Supreme Court nominee Sonia Sotomayor offered the first public defense on Tuesday of her decision to dismiss a reverse-discrimination case involving white firefighters in New Haven, Conn. She told members of the Senate Judiciary Committee that the appeals court judges’ hands were tied by existing law.

“The issue was not what we would do or not do,” she said. “When you are on a circuit [appeals] court, you are obligated to follow a circuit’s precedent.”

Ms. Sotomayor was one of three appeals court judges who agreed with a trial judge that the white firefighters’ case should be thrown out of court. That decision was overturned by the nation’s highest court in a 5-to-4 opinion issued two weeks ago.

The case was controversial because it involved the hot-button issue of the use of race as a criterion in government employment decisions. It was also controversial because the Sotomayor appeals court panel initially dismissed the case by issuing an unsigned one-paragraph summary order. Such action is usually reserved for routine, unimportant decisions.

Sotomayor said there was no need for the appeals court panel to prepare its own detailed analysis of the New Haven case. She said the panel relied on the “very thorough” 78-page decision of the federal judge in New Haven.

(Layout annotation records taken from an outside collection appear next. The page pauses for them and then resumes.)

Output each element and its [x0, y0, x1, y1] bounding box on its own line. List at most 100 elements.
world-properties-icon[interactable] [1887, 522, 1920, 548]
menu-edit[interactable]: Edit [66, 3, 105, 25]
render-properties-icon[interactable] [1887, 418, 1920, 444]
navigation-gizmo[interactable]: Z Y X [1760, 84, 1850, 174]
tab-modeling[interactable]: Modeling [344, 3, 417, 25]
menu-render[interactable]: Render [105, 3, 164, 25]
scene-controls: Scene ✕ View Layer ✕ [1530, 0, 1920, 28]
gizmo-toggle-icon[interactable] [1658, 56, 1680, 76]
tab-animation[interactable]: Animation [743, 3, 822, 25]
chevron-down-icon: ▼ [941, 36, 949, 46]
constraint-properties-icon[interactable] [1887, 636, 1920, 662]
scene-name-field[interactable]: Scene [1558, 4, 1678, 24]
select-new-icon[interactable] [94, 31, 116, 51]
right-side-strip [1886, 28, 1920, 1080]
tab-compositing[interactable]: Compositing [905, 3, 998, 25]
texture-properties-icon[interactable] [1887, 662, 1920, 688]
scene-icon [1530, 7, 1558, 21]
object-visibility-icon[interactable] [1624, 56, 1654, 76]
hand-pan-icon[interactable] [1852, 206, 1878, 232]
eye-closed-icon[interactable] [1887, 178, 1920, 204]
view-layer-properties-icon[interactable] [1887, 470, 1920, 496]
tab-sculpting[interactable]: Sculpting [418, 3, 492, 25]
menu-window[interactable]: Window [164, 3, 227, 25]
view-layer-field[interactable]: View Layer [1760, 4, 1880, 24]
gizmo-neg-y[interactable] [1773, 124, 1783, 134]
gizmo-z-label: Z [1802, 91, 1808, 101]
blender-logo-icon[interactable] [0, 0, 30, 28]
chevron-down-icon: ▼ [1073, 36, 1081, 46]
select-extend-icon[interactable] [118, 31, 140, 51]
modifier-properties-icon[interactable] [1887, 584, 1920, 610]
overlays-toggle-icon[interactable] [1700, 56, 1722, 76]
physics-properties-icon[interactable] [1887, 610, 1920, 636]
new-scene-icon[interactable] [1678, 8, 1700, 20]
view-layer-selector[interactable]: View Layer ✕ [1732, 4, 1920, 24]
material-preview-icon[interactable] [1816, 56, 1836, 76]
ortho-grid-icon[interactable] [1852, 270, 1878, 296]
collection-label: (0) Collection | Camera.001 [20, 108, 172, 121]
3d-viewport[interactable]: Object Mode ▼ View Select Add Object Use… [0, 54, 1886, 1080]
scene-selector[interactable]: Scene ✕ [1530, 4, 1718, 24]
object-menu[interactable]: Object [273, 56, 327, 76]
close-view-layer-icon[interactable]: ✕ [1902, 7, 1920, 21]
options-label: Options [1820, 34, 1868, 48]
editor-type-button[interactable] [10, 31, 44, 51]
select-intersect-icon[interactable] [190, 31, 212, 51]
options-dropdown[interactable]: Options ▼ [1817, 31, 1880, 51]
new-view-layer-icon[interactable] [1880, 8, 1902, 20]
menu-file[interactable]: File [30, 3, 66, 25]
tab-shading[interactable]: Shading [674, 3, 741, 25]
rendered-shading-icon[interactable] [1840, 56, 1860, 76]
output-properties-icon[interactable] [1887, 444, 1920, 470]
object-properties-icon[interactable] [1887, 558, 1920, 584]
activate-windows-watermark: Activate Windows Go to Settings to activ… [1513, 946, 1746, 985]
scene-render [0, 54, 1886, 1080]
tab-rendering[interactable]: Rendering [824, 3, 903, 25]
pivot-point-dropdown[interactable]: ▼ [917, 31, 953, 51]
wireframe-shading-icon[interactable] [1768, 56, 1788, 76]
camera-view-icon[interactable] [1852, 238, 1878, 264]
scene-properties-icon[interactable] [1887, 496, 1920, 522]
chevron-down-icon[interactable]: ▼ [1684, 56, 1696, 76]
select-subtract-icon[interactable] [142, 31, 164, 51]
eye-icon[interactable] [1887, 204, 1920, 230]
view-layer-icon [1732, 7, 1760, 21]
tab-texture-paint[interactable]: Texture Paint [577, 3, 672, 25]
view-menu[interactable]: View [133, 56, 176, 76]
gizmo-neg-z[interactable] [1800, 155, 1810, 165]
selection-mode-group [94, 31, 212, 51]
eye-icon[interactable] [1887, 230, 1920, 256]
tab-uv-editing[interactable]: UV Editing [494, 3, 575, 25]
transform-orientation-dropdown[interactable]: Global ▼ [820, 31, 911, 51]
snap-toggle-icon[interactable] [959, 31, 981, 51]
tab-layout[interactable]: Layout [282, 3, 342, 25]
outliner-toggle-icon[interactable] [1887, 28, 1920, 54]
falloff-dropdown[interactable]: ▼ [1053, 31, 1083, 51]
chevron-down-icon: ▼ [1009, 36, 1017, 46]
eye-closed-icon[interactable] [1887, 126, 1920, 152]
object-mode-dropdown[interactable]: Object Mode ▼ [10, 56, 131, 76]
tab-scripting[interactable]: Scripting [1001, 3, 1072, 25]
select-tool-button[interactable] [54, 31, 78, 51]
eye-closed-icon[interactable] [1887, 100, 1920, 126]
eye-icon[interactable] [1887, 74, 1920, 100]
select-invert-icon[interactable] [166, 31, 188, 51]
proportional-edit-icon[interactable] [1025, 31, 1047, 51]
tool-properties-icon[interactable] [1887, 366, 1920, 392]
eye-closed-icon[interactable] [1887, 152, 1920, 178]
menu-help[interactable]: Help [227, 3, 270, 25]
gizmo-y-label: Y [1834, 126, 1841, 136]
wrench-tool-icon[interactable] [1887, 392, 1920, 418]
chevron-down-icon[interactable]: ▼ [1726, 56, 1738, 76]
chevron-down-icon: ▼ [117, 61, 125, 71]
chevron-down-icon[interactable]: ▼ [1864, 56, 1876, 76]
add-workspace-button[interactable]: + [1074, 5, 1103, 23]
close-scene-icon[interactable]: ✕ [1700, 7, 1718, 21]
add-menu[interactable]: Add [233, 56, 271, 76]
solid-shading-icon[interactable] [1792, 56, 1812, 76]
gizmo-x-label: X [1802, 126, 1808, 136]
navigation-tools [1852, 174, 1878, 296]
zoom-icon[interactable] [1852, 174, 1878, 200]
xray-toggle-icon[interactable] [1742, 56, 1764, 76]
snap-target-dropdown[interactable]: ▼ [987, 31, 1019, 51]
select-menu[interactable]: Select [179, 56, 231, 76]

Some analysts have suggested the firefighter case might occupy center stage at Sotomayor’s confirmation hearings, given the hearings’ proximity to the high court decision.

But Sotomayor firmly defended her actions in the case Tuesday. Senators did not seem eager to spar with her over the legal twists and turns of the complicated and racially charged litigation.

Sotomayor said the lower court judge and her appeals court panel simply applied existing legal precedent to the facts of the firefighter case. She rejected suggestions that the Supreme Court had overturned her panel’s decision. Instead, she said the Supreme Court created a new legal standard and applied it for the first time in the New Haven case.

Sen. Orrin Hatch (R) of Utah took exception to Sotomayor’s stance. He said the appeals court did not give proper consideration to the white firefighters’ claims. Senator Hatch said even the four dissenting Supreme Court justices “felt the firefighters deserved their day in court.”

Sotomayor did not back down. She said the four dissenting justices also criticized the Supreme Court majority for not remanding the case back to Sotomayor’s appeals court panel to apply the new legal standard.

Hatch questioned why Sotomayor did not offer a more detailed analysis reflective of the difficult issues raised in the firefighters’ case. He said all nine Supreme Court justices took issue with Sotomayor’s approach to the case.

“People all over the country are tired of courts imposing their will against one group or another without any justification,” Hatch said.

This issue is far from over. Two of the New Haven firefighters are expected to testify later in the hearings at the invitation of Republican senators.

Sotomayor’s questioning by the senators is set to resume Wednesday morning.